I wish I was religious. Something to comfort me. To delude me. Dilute me. My heart can't take it. My battered psyche is being torn apart.

Can I say that it's okay because I'm smarter than them? Is that the point that I see things they don't. I see the trappings that they can't know. That is not the point is it? That's not how I become better. Not by convincing myself I am indeed better than them. To be become better I need to not care. I need to not think that I am above or below them. Indifference with an open mind and kind intentions. I need to just approach life and live it and do the things I want to do.

But what I really want right now is for the world to end. I can't even just want to die. I want everyone to die. I need everyone to suffer and die and feel as horrible as I do. I need everyone to feel the hollow feeling of their heart shriveling.

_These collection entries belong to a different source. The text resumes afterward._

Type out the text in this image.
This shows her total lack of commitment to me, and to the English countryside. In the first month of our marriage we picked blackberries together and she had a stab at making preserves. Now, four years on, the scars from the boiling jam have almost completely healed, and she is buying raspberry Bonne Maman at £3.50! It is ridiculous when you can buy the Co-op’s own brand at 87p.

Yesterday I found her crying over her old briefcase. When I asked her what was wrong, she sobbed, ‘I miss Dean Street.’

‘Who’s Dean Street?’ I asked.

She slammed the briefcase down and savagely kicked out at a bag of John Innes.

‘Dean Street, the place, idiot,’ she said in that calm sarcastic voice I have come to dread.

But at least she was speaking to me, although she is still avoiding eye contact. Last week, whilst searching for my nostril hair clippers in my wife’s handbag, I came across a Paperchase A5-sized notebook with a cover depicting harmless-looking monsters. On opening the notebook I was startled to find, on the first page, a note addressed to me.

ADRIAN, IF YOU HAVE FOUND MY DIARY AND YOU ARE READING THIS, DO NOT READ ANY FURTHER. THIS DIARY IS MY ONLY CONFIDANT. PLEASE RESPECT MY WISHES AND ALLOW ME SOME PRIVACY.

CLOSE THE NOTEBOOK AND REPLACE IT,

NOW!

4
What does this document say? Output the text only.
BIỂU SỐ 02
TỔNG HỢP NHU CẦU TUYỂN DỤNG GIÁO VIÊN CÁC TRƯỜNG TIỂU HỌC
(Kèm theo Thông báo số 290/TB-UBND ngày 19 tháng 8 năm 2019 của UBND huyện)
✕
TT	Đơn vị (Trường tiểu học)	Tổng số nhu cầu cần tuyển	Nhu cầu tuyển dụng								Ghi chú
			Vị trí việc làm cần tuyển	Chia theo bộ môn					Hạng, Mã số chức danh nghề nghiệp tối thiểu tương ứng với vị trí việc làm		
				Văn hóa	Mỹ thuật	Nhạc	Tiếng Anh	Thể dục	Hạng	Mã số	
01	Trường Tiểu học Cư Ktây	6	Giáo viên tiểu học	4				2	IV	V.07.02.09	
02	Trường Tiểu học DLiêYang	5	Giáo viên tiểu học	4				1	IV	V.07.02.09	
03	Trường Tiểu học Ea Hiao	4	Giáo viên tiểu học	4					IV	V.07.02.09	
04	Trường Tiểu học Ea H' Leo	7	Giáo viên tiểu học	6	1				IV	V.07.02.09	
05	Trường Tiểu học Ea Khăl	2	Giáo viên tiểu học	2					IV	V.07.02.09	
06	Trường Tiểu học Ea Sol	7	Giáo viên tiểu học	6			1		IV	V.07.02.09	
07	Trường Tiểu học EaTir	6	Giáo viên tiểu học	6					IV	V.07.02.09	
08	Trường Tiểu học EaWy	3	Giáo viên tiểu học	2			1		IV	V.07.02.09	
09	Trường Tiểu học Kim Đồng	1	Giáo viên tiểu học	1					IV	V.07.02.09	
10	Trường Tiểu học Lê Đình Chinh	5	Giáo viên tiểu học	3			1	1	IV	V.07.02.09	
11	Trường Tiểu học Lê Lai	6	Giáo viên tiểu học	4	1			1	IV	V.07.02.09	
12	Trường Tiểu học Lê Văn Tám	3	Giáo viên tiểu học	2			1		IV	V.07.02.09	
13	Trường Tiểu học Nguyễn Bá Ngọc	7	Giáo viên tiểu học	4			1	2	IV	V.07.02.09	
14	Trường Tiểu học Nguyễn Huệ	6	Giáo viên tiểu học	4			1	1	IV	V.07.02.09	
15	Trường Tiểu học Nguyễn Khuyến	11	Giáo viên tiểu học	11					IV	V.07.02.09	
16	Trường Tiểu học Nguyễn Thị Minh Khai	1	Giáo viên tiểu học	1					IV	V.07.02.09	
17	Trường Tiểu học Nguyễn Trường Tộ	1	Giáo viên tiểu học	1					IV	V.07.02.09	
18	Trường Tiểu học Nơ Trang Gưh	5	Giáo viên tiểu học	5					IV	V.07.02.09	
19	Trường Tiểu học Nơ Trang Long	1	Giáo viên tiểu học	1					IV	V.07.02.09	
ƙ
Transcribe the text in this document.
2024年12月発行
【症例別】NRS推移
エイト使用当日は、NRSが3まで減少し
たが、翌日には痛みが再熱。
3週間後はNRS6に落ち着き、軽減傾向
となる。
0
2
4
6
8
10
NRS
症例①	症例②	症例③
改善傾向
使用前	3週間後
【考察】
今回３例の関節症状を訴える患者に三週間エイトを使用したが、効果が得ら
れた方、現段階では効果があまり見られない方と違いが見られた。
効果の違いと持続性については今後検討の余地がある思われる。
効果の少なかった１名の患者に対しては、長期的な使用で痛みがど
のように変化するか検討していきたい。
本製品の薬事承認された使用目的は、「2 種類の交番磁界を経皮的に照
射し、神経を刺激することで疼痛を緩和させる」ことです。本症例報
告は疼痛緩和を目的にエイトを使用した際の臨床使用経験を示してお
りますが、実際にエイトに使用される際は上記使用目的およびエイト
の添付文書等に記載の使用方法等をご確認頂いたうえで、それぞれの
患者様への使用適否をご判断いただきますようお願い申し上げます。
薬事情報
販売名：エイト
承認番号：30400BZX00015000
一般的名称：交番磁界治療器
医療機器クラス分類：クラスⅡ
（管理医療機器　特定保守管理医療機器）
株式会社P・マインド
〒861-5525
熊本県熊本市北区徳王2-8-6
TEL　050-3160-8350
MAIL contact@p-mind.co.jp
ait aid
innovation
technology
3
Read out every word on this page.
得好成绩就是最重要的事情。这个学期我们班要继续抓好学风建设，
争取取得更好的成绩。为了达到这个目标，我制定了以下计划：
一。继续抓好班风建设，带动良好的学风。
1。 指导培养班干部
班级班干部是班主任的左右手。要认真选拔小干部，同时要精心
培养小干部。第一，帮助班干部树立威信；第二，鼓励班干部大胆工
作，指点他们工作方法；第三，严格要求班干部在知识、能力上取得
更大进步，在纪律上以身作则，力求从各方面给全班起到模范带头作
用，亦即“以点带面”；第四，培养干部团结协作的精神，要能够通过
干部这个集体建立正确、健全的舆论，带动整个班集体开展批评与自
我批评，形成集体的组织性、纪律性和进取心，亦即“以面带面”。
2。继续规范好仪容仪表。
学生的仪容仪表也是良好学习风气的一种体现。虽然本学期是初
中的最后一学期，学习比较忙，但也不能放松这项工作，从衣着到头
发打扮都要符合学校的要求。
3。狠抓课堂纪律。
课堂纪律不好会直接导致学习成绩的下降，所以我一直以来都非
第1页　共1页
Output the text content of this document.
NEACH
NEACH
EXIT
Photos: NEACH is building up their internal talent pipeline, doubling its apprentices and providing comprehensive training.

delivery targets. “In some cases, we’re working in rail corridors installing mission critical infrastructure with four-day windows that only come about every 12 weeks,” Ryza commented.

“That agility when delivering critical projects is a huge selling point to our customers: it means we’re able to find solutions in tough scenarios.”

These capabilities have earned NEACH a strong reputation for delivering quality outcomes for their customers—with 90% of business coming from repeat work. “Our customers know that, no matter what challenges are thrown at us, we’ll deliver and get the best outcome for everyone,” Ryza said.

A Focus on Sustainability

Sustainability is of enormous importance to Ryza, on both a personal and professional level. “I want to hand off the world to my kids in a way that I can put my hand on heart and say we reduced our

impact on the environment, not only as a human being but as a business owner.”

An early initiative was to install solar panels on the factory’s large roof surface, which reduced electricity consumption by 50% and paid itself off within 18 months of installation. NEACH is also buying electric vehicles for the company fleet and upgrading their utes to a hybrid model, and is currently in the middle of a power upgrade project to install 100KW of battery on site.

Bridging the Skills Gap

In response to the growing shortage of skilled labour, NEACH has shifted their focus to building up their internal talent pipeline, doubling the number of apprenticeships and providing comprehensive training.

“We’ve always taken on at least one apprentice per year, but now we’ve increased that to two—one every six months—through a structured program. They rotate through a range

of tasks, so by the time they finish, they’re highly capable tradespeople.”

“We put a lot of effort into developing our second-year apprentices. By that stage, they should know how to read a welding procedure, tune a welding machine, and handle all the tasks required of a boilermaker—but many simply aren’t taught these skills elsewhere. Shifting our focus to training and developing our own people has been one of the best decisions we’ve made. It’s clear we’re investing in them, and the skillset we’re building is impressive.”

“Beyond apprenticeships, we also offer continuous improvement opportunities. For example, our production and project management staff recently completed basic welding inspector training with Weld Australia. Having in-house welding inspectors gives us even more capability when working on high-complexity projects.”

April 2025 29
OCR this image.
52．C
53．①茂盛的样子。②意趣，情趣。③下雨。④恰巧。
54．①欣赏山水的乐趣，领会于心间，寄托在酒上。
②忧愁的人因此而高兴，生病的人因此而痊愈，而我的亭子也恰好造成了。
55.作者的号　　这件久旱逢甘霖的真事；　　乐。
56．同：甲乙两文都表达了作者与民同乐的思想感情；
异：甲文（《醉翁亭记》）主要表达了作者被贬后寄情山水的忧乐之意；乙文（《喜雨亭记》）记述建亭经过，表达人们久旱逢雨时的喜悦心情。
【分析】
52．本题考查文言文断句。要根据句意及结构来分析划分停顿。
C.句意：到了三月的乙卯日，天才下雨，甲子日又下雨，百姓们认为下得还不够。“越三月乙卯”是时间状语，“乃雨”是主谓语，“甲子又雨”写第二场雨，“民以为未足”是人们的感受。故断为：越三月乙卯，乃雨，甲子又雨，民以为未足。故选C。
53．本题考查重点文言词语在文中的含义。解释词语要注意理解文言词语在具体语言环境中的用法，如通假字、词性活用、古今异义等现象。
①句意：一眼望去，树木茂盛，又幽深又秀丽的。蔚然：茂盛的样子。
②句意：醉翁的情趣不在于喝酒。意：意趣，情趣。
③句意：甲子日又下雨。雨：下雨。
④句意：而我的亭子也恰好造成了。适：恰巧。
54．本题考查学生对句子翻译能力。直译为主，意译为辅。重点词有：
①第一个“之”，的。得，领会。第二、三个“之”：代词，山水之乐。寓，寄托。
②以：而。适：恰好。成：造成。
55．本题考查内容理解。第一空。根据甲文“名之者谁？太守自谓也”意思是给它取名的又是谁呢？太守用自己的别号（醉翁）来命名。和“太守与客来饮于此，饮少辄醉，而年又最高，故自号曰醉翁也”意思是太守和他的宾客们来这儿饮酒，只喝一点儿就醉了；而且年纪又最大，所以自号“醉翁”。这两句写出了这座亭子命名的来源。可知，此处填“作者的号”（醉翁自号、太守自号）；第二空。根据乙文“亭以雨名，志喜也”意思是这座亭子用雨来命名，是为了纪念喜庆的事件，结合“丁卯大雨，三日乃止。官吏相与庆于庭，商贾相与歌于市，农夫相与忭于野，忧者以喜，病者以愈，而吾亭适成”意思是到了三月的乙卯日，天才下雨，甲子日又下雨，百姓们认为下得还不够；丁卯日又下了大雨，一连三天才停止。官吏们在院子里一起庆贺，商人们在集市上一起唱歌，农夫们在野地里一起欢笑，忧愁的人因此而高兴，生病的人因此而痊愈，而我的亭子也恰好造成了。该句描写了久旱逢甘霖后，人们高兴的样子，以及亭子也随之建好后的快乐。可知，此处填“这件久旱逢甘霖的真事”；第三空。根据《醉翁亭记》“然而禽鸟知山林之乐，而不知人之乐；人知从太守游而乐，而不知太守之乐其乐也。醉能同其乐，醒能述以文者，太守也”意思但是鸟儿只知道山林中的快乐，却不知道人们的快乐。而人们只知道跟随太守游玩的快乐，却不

I need to stop telling people about my insecurities. It only furthers my distance from them. I thought it would make me relatable. It doesn't. People want to be with the people that I envy so much. The confident happy people. I'm not one of those people. I have to fake it. I have to fake it until I can get my foot in the door. I need to look inside. I need to know what I'm missing. I need to see. It's killing me not knowing what's inside. But is not know the only thing that is keeping me alive. What if I go in and see they are smart too, smarter than me even. What do I do then? I am out classed in all categories. How can I make myself feel worth living after that?

These are the thoughts I have on a Thursday night. I hope I don't wake up.

Friday, June 24, 2011

If you've never thought about killing yourself then you don't know how shitty the world is.

Sunday, May 15, 2011

I don't want to play anymore, I don't like this game.

A few hot guys came into the store I work at. Oh yeah I'm working now. Take that AX!!! Having hot guys come into my store and me talking to them asking if they needed any help with shoes was not as fun as I thought. It just really made me feel bad about being gay and about liking guys I had no chance with. At least straight guys going for girls 'out of their league' still have a chance because they are guys and the girls are straight. Or like they could impress them by like working out a lot or by having a personality they like. I'm gay and only queer guys will like me and that pool of queer guys that like me and that I like and find attractive in my age group is pretty small. I feel pretty small. I felt like the creepy gay guy, the stereotype, the annoyance. It didn't feel good. I don't like it. At that point I felt really bad and was wishing that there were other queer people that worked at the store too and then in walked the new guy. He seemed gay,I hope he is gay, I tried to talk to him some and I'm going to work with him today too. I'm gonna try to friend him.